Reviewed by Suzanna Nock
Hodder & Stoughton, 2002Find this book on Amazon
In the introduction, Gill Thorn says "for many women, a satisfying birth, easy or difficult, means retaining a sense of personal control. Losing the power to control your own life is something that cannot be put aside easily; and the resentment it leaves behind can be hard to get over."
Of the book's nine chapters, the first covers how childbirth has gone from being a normal part of life to where women today "submit to more and more intervention to avoid smaller and smaller risks". Another chapter investigates feelings and fear, risk and how we assess it. We are all affected - sometimes afflicted - by other people's emotional baggage; your mother, sister, friend, GP, midwife have had experiences that colour their attitudes and perception of risk.
Sadly, there was no mention of post-traumatic stress disorder in the very short section on previous traumatic births.
The chapter on birth choices lists home births first, which is "open to every woman, regardless of her age, medical history, or whether it is her first baby". Gill identifies the problems in getting a natural birth in hospital, and the role of AIMS in providing information and support. She also identifies some of the problems in arranging a home or water birth, and deals sympathetically with elective caesarean sections.
In 'Making it happen', the scenarios are very unrealistic, suggesting that all you need is to be "politely persistent" and all opposition will melt away. There is, however, a useful guide on affirming your rights and assertiveness techniques.

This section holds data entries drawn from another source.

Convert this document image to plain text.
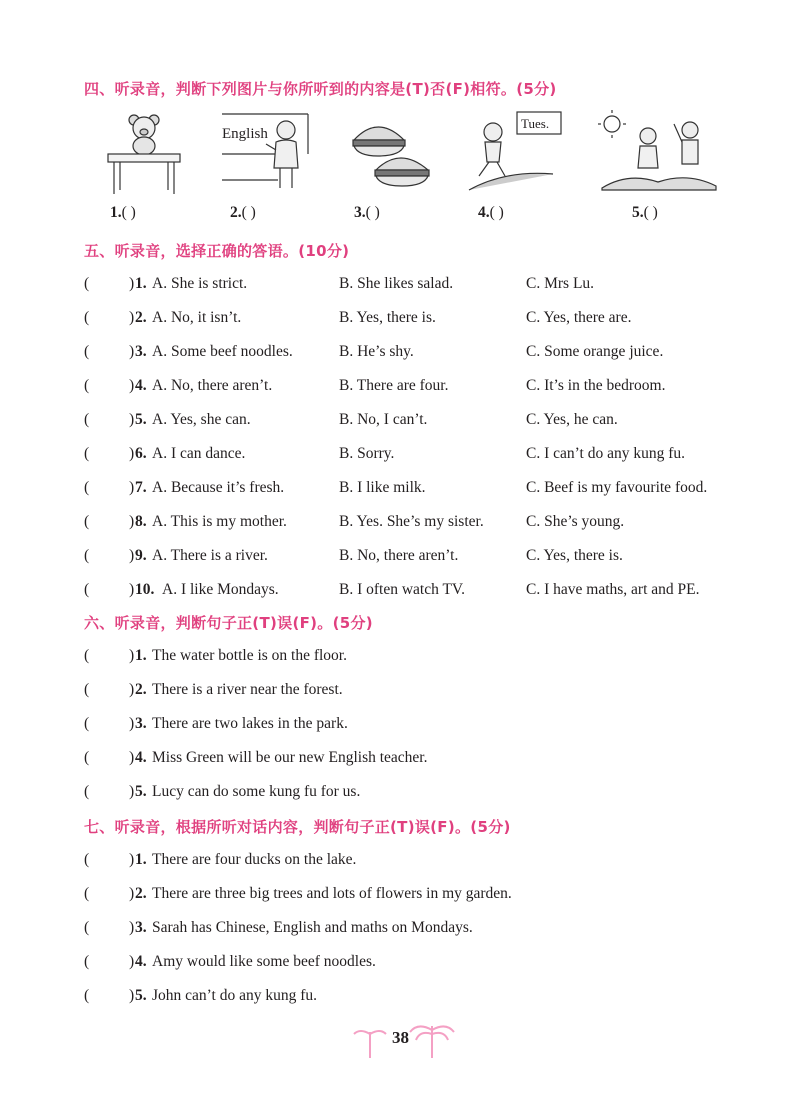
四、听录音，判断下列图片与你所听到的内容是(T)否(F)相符。(5分)
English
Tues.
1.( )	2.( )	3.( )	4.( )	5.( )
五、听录音，选择正确的答语。(10分)
(	) 1. A. She is strict.	B. She likes salad.	C. Mrs Lu.
(	) 2. A. No, it isn’t.	B. Yes, there is.	C. Yes, there are.
(	) 3. A. Some beef noodles.	B. He’s shy.	C. Some orange juice.
(	) 4. A. No, there aren’t.	B. There are four.	C. It’s in the bedroom.
(	) 5. A. Yes, she can.	B. No, I can’t.	C. Yes, he can.
(	) 6. A. I can dance.	B. Sorry.	C. I can’t do any kung fu.
(	) 7. A. Because it’s fresh.	B. I like milk.	C. Beef is my favourite food.
(	) 8. A. This is my mother.	B. Yes. She’s my sister.	C. She’s young.
(	) 9. A. There is a river.	B. No, there aren’t.	C. Yes, there is.
(	) 10. A. I like Mondays.	B. I often watch TV.	C. I have maths, art and PE.
六、听录音，判断句子正(T)误(F)。(5分)
(	) 1. The water bottle is on the floor.
(	) 2. There is a river near the forest.
(	) 3. There are two lakes in the park.
(	) 4. Miss Green will be our new English teacher.
(	) 5. Lucy can do some kung fu for us.
七、听录音，根据所听对话内容，判断句子正(T)误(F)。(5分)
(	) 1. There are four ducks on the lake.
(	) 2. There are three big trees and lots of flowers in my garden.
(	) 3. Sarah has Chinese, English and maths on Mondays.
(	) 4. Amy would like some beef noodles.
(	) 5. John can’t do any kung fu.
38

The chapter on preparations has more than the usual list for a hospital bag, as it includes a variety of other preparations, like getting film for your camera, and practicing labour and birth positions. She also looks at mental and physical preparations - how to manage your thoughts, perineal massage, breathing and relaxation as well as a useful list of reminders for birth partners.
The 'Birth Day' chapter includes going overdue and alternative therapies, natural birth, birth with technology and caesarean section (all with useful additional tips).
Gill discusses choice and control, but doesn't mention that you can ask to be attended by someone else, though she does point out that "you can refuse any treatment, but you cannot force her [the midwife] to treat you the way you want". It should also be said that you can ask for alternative treatments and are entitled (under the Patient's Charter) to ask for explanations of the benefits and risks of every treatment. Again, the dialogues seem rather idealistic, and could lead to unrealistic expectations of how a labouring woman may be treated.
The 'After Birth' chapter describes after-birth feelings, and includes information on post-caesarean recovery, sleep deprivation and partners. Gill suggests that you ask for a debriefing session before you leave hospital after a traumatic or complicated birth. However, health professionals may find it hard to take criticism.
The solution offered for a bad birth experience is to "go back to the midwives or consultant", which can take months; it may also not be appropriate to refer women back to the very people who hurt them. I would have preferred more suggestions for independent sources of help and support.
The section on complaining was too short and did not include useful information like the structure for making complaints, the review procedure and the role of the ombudsman.
The final chapter contains birth stories about home and hospital births, and independent midwives - all of which provide food for thought whatever your birth plans.
In the final analysis, I would give this book to my sister, but I would have to supplement it with a book on patients' rights (and the AIMS helpline number).